Coles wegen 'Down Down'-Rabatten verurteilt, die eigentlich 'Up Up' waren
Coles wurde vom Gericht verurteilt, weil die 'Down Down'-Rabattaktion Kunden täuschte, da die 'War'-Preise nur kurzzeitig galten und die Rabatte oft keine echten Ersparnisse boten.
Coles, die zweitgrößte Supermarktkette Australiens, wurde mit der Hand im Keksglas erwischt – oder besser gesagt, im Aktionspreisglas. Der Bundesgerichtshof entschied am Donnerstag, dass der Händler seine Kunden mit der 'Down Down'-Kampagne getäuscht hat, die sich eher als 'Nicht so Down, ehrlich'-Kampagne entpuppte.
Richter Michael O'Bryan verkündete das Urteil und versetzte Coles' Argument, dass die Rabatte echte Ersparnisse in Zeiten hoher Inflation darstellten, einen Schlag. Die australische Wettbewerbs- und Verbraucherkommission (ACCC) hatte sowohl Coles als auch den Rivalen Woolworths verklagt und ihnen vorgeworfen, zwischen 2021 und 2023 Käufer getäuscht zu haben, indem sie mit Aktionsprogrammen Preiserhöhungen bei Hunderten von Produkten verschleierten.
So lief das Schema ab: Coles verkaufte 245 Produkte zu einem Preis für einen Medianzeitraum von einem Jahr, erhöhte dann den Preis für einen Median von nur 28 Tagen, bevor es ein 'Down Down'-Etikett auf einen dritten Preis klebte, der immer noch höher oder gleich dem ursprünglichen war. Der 'War'-Preis, so stellte sich heraus, war eine flüchtige Fiktion – die Käufer sahen einen höheren Preis neben einem 'reduzierten', hatten aber keine Ahnung, dass der 'War'-Preis nur einen Kurzauftritt hatte.

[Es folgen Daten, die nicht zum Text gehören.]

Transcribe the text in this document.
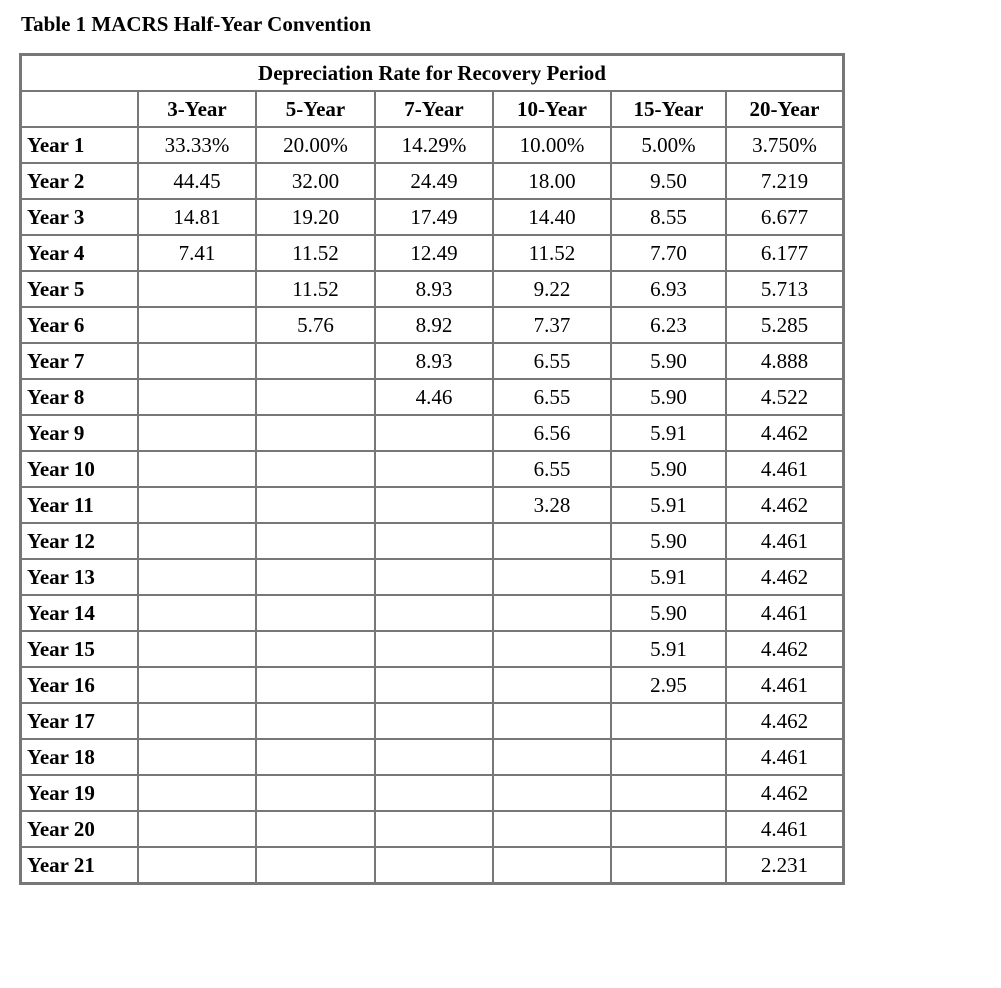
Table 1 MACRS Half-Year Convention
Depreciation Rate for Recovery Period						
	3-Year	5-Year	7-Year	10-Year	15-Year	20-Year
Year 1	33.33%	20.00%	14.29%	10.00%	5.00%	3.750%
Year 2	44.45	32.00	24.49	18.00	9.50	7.219
Year 3	14.81	19.20	17.49	14.40	8.55	6.677
Year 4	7.41	11.52	12.49	11.52	7.70	6.177
Year 5		11.52	8.93	9.22	6.93	5.713
Year 6		5.76	8.92	7.37	6.23	5.285
Year 7			8.93	6.55	5.90	4.888
Year 8			4.46	6.55	5.90	4.522
Year 9				6.56	5.91	4.462
Year 10				6.55	5.90	4.461
Year 11				3.28	5.91	4.462
Year 12					5.90	4.461
Year 13					5.91	4.462
Year 14					5.90	4.461
Year 15					5.91	4.462
Year 16					2.95	4.461
Year 17						4.462
Year 18						4.461
Year 19						4.462
Year 20						4.461
Year 21						2.231
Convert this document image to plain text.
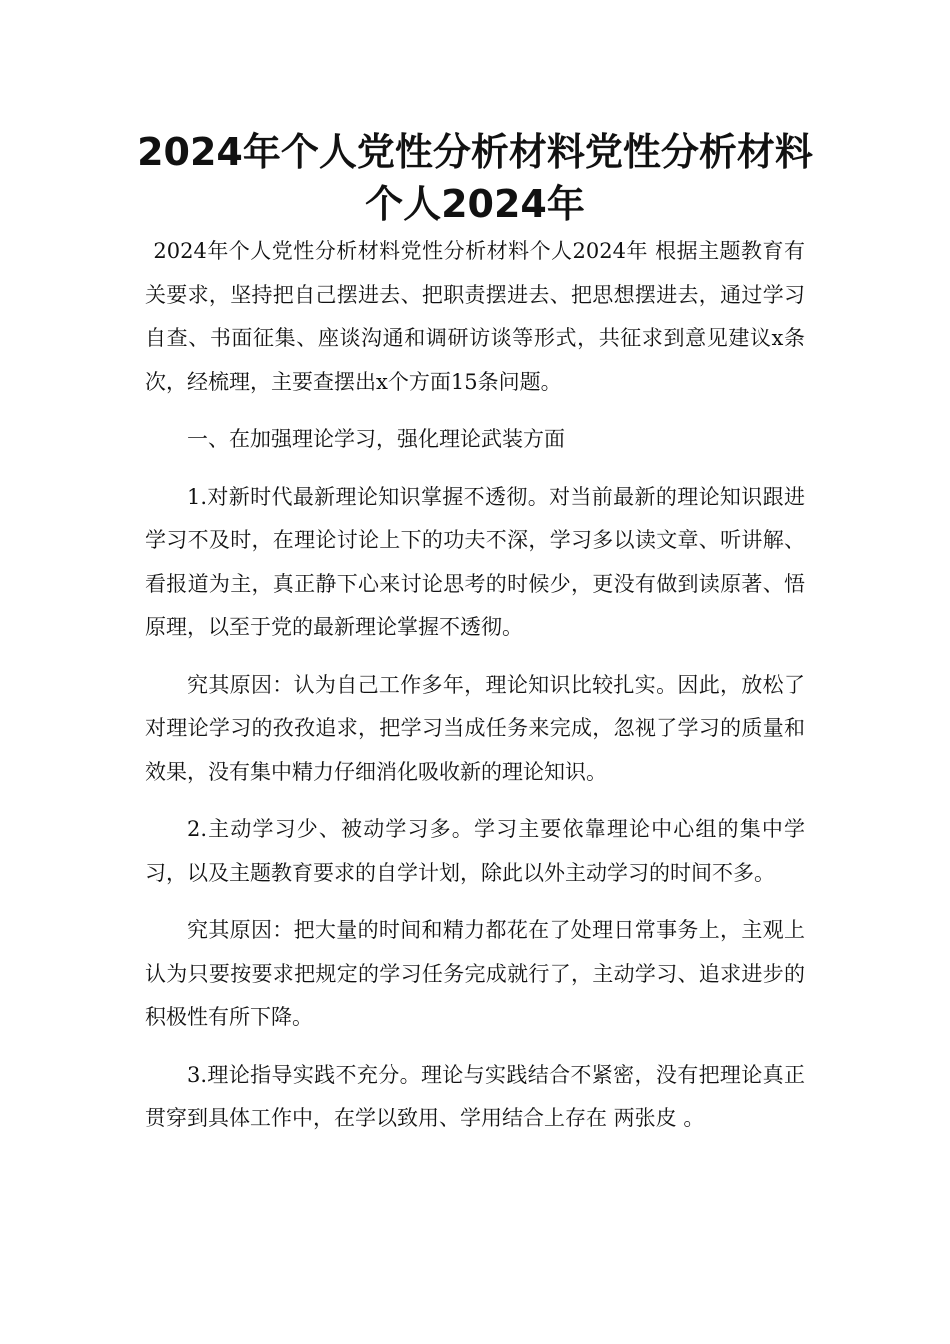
2024年个人党性分析材料党性分析材料个人2024年

2024年个人党性分析材料党性分析材料个人2024年 根据主题教育有关要求，坚持把自己摆进去、把职责摆进去、把思想摆进去，通过学习自查、书面征集、座谈沟通和调研访谈等形式，共征求到意见建议x条次，经梳理，主要查摆出x个方面15条问题。

一、在加强理论学习，强化理论武装方面

1.对新时代最新理论知识掌握不透彻。对当前最新的理论知识跟进学习不及时，在理论讨论上下的功夫不深，学习多以读文章、听讲解、看报道为主，真正静下心来讨论思考的时候少，更没有做到读原著、悟原理，以至于党的最新理论掌握不透彻。

究其原因：认为自己工作多年，理论知识比较扎实。因此，放松了对理论学习的孜孜追求，把学习当成任务来完成，忽视了学习的质量和效果，没有集中精力仔细消化吸收新的理论知识。

2.主动学习少、被动学习多。学习主要依靠理论中心组的集中学习，以及主题教育要求的自学计划，除此以外主动学习的时间不多。

究其原因：把大量的时间和精力都花在了处理日常事务上，主观上认为只要按要求把规定的学习任务完成就行了，主动学习、追求进步的积极性有所下降。

3.理论指导实践不充分。理论与实践结合不紧密，没有把理论真正贯穿到具体工作中，在学以致用、学用结合上存在 两张皮 。
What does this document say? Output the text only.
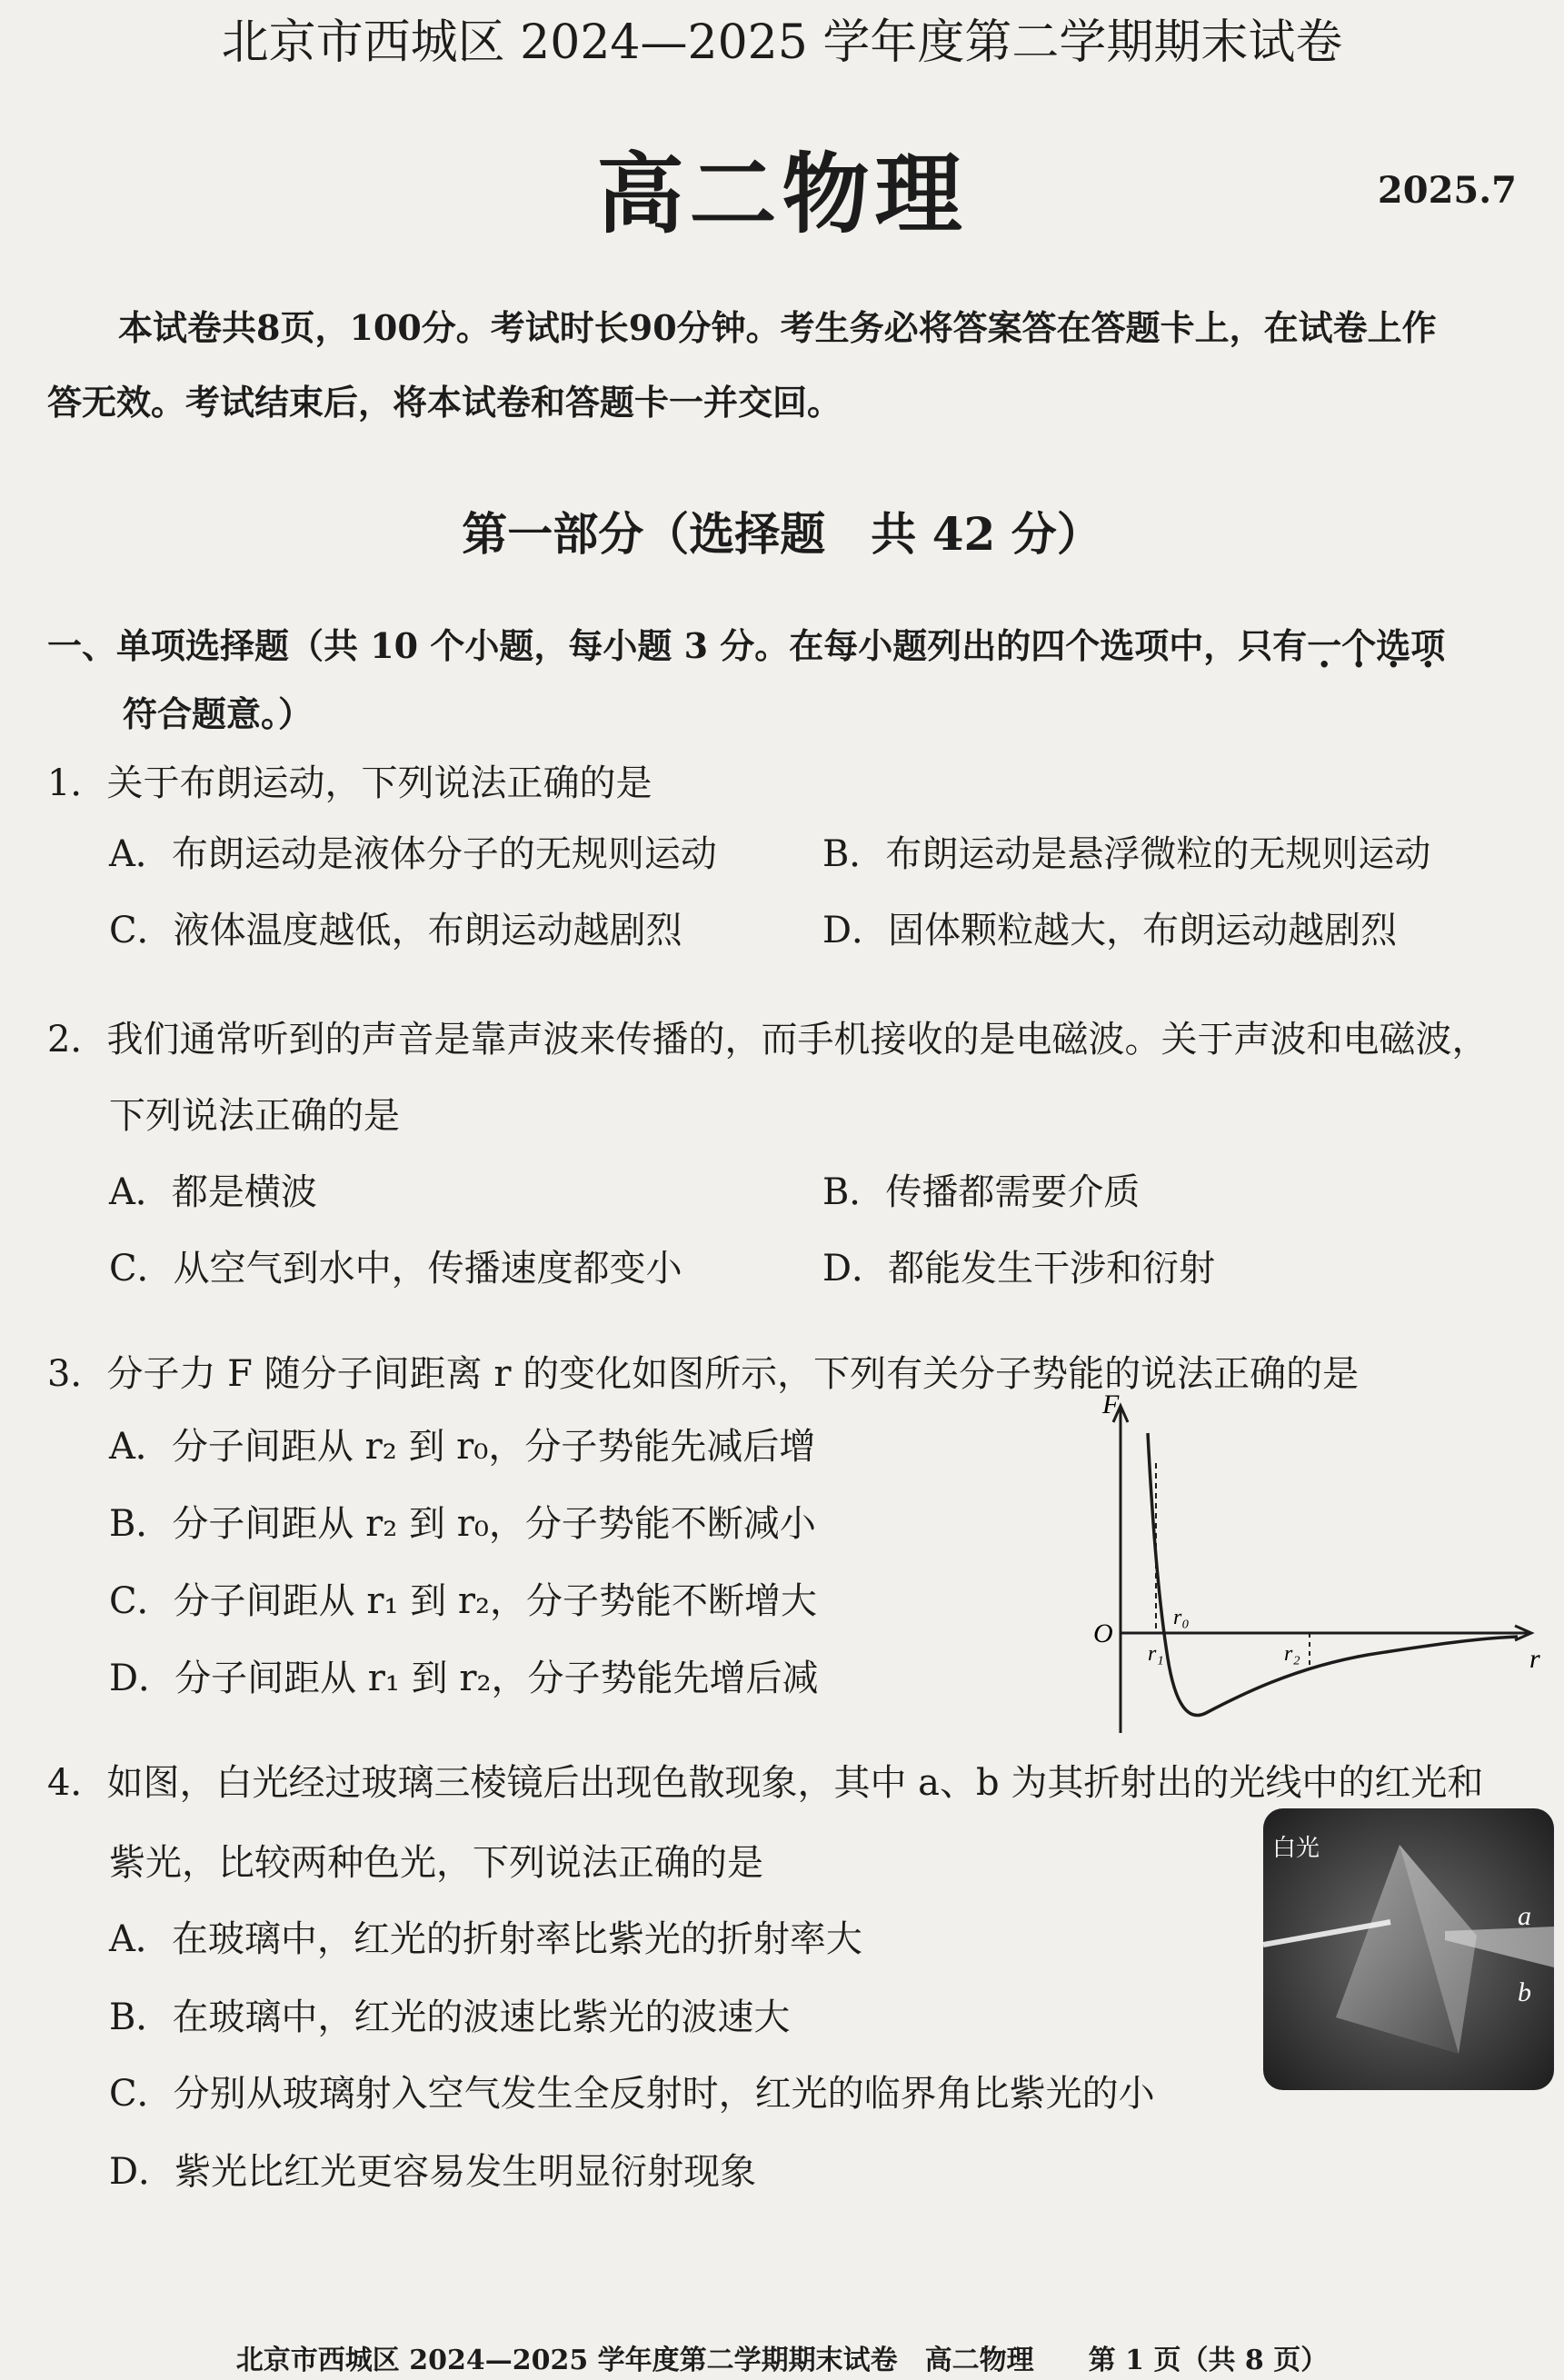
北京市西城区 2024—2025 学年度第二学期期末试卷
高二物理	2025.7
本试卷共8页，100分。考试时长90分钟。考生务必将答案答在答题卡上，在试卷上作
答无效。考试结束后，将本试卷和答题卡一并交回。
第一部分（选择题　共 42 分）
一、单项选择题（共 10 个小题，每小题 3 分。在每小题列出的四个选项中，只有一个选项
符合题意。）
1．关于布朗运动，下列说法正确的是
A．布朗运动是液体分子的无规则运动	B．布朗运动是悬浮微粒的无规则运动
C．液体温度越低，布朗运动越剧烈	D．固体颗粒越大，布朗运动越剧烈
2．我们通常听到的声音是靠声波来传播的，而手机接收的是电磁波。关于声波和电磁波，
下列说法正确的是
A．都是横波	B．传播都需要介质
C．从空气到水中，传播速度都变小	D．都能发生干涉和衍射
3．分子力 F 随分子间距离 r 的变化如图所示，下列有关分子势能的说法正确的是
A．分子间距从 r₂ 到 r₀，分子势能先减后增
B．分子间距从 r₂ 到 r₀，分子势能不断减小
C．分子间距从 r₁ 到 r₂，分子势能不断增大
D．分子间距从 r₁ 到 r₂，分子势能先增后减
F
O
r
r₀
r₁	r₂
4．如图，白光经过玻璃三棱镜后出现色散现象，其中 a、b 为其折射出的光线中的红光和
紫光，比较两种色光，下列说法正确的是
A．在玻璃中，红光的折射率比紫光的折射率大
B．在玻璃中，红光的波速比紫光的波速大
C．分别从玻璃射入空气发生全反射时，红光的临界角比紫光的小
D．紫光比红光更容易发生明显衍射现象
白光
a
b
北京市西城区 2024—2025 学年度第二学期期末试卷　高二物理　　第 1 页（共 8 页）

Coles räumte während des Prozesses sogar ein, dass es zum Zeitpunkt der Preiserhöhung vom ursprünglichen auf den 'War'-Preis bereits mit dem Lieferanten geplant hatte, wie hoch der neue 'Down Down'-Preis sein würde. So viel zu spontanen Ersparnissen.
Das Gericht untersuchte 12 Beispielprodukte, darunter Rexona-Deodorant, Arnott's Shapes, 2-Liter-Flaschen Coca-Cola und Karicare-Babynahrung, sowie 14 Preisschilder. Richter O'Bryan stellte fest, dass 13 von 14 Schildern irreführend waren, und merkte an, dass der durchschnittliche Käufer die Rabatte nicht für echt halten würde, wenn er wüsste, wie kurz der 'War'-Preis galt.
Ein Lichtblick für die Branche: Der Richter deutete an, dass die Schilder nicht irreführend wären, wenn der 'War'-Preis mindestens 12 Wochen gegolten hätte. Das dürfte einen Präzedenzfall dafür schaffen, wie lange eine Preiserhöhung bestehen muss, bevor ein Rabatt rechtlich in Ordnung ist.
Coles drohen nun Strafen, deren Höhe später festgelegt wird. Woolworths wartet derweil noch auf sein eigenes Urteil aus einem ähnlichen Verfahren, das Anfang dieses Jahres stattfand. Eines ist klar: Australische Käufer können jetzt sicher sein, dass 'Down Down' vielleicht nur 'Hoch, dann ein bisschen runter' bedeutet.